As the industry moves beyond mere EHR adoption and meaningful use, small practices of 10 physicians or fewer told researchers that they want their EMRs to do more than just meet regulatory requirements, a new KLAS report on small physician practices finds. But first, they want the basics to just work better. That means tailoring usability for them and improving customer service.


Over the past year, small physician practices have varied greatly on what they think of their EMR vendors — some by as much as 10 percentage points. KLAS discovered, however that all-in-all, small physician practices want their EMR and practice management vendors to figure out how to meet unique needs for functionality, usability, and vendor support and guidance — before they do anything else for them.

The KLAS study, titled “Small Practice, Ambulatory EMR/PM, 2019,” also found that practices want ease of use and better customer service as some of their top priorities.

When it comes to this issue, there is a vast disconnect between vendors and these small physician groups, the study found. Only five percent of the practices named new technology as their top priority, while 75 percent of vendors see providing new technology as the top priority.  


As part of this research, KLAS interviewed representatives from AdvancedMD, Allscripts, Aprima, athenahealth, Azalea Health, CareCloud, Cerner, CureMD, eMDs, Greenway Health, Kareo, NextGen Healthcare, Quest Diagnostics, and Virence Health (GE Healthcare) to determine how well the vendors were aligned with the small practices’ needs and what is driving dissatisfaction among small groups.

Most vendors named usability as one of their top three priorities.

The physician call for better usability coincides with a greater industry trend in that direction. Comments closed Jan. 28 on the Office of the National Coordinator for Health IT’s draft recommendation to make electronic health records more user friendly, with support over the recommendations and a host of cautions that included going slowly with changes and creating panels to help oversee them.

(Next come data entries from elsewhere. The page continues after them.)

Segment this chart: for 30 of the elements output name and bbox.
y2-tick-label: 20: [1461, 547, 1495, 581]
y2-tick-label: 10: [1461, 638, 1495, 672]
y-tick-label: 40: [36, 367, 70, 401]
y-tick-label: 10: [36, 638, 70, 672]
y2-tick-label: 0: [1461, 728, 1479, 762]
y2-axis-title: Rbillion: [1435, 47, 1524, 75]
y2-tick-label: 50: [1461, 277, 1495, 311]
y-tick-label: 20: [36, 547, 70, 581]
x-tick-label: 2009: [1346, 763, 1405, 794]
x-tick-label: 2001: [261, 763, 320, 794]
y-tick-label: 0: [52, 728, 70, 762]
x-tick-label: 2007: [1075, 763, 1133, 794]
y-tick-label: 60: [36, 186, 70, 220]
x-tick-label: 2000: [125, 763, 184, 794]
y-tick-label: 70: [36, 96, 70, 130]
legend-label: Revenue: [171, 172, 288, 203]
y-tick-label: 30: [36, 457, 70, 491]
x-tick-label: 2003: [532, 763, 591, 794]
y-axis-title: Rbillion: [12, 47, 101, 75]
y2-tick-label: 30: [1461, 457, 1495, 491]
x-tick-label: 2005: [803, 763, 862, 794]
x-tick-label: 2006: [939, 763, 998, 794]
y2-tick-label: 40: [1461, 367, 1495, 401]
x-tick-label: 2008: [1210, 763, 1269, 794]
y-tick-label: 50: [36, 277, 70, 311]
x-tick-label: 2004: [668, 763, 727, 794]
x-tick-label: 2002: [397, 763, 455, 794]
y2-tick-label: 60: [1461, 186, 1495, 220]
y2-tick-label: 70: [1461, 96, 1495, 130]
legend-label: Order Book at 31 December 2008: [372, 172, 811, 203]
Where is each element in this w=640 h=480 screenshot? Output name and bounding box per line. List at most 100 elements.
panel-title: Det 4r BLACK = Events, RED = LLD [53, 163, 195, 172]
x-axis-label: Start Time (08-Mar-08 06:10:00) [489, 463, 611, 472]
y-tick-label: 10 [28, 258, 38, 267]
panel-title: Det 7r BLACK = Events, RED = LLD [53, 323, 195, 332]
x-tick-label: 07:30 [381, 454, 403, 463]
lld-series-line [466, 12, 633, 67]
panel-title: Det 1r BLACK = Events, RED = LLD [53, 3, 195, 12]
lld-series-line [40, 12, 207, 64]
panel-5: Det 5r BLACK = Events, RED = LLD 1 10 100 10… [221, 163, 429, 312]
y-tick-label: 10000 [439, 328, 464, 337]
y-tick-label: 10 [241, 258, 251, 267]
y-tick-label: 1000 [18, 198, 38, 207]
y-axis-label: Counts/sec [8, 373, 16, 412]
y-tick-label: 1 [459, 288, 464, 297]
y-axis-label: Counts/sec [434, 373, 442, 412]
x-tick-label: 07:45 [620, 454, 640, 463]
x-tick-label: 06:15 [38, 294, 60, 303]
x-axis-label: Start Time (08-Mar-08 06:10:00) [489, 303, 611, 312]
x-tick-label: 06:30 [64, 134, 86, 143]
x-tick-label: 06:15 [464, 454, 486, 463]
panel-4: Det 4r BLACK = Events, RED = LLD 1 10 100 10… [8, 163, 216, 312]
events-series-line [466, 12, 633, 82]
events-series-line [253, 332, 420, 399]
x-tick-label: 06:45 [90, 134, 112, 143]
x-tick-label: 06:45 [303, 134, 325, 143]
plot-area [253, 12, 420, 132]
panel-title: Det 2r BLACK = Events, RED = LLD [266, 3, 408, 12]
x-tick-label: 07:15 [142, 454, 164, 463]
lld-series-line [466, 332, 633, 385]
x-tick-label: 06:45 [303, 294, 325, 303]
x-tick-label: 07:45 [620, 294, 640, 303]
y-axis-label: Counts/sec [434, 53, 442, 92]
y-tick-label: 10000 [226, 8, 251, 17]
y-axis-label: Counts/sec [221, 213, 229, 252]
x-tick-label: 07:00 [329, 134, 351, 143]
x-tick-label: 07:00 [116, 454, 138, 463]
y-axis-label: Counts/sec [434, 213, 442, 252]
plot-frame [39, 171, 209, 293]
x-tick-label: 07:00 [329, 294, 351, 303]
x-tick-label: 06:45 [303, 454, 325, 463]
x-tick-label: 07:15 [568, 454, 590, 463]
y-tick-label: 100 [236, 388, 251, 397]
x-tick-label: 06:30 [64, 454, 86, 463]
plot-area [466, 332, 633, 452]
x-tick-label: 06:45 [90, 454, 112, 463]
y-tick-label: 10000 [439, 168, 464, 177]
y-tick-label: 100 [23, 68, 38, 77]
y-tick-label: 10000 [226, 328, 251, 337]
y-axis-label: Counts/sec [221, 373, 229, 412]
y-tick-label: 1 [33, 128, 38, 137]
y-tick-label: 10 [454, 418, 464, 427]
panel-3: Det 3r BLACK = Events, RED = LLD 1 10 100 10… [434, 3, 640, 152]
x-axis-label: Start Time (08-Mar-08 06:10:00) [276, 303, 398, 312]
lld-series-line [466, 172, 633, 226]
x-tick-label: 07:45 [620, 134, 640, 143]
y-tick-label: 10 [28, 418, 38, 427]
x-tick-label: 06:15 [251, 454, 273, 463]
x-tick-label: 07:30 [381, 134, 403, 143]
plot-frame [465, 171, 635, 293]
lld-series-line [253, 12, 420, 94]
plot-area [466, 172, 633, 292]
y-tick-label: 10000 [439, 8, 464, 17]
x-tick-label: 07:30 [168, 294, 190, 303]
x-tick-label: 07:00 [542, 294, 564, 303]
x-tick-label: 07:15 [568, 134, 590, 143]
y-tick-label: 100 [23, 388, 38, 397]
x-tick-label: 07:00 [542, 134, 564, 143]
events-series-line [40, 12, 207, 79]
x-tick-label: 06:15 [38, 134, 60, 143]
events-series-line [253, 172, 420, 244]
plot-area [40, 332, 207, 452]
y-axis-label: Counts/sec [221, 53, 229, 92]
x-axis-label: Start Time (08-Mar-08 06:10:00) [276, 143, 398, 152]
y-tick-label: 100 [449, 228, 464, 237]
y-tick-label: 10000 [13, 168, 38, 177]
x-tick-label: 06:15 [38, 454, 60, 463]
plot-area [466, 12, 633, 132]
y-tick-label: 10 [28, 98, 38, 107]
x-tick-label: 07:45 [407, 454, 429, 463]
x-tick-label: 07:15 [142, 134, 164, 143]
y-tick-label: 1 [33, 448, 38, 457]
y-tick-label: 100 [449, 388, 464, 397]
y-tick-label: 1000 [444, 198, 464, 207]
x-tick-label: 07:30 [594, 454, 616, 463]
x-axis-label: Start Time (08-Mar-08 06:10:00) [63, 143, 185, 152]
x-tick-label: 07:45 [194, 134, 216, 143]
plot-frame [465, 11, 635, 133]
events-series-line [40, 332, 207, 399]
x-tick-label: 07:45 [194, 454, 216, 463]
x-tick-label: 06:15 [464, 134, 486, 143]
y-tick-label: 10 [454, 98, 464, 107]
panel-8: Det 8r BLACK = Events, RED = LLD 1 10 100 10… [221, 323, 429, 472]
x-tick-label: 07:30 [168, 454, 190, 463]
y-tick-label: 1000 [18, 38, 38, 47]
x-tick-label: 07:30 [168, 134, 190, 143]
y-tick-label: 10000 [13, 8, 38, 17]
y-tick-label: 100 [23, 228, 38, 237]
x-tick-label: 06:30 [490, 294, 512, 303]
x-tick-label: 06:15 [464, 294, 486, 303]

“The most important attribute is product functionality because we need the product to do what it is supposed to do,” said a practice manager in the KLAS study. “That is what the doctors live off of every day, so the options and the functionality have to be there for the doctors to carry on with their day. The next most important thing is the ease of use because physicians want the system to be easy. They want fewer clicks.” 

Diana Manos is a Washington, D.C.-area freelance writer specializing in healthcare, wellness and technology.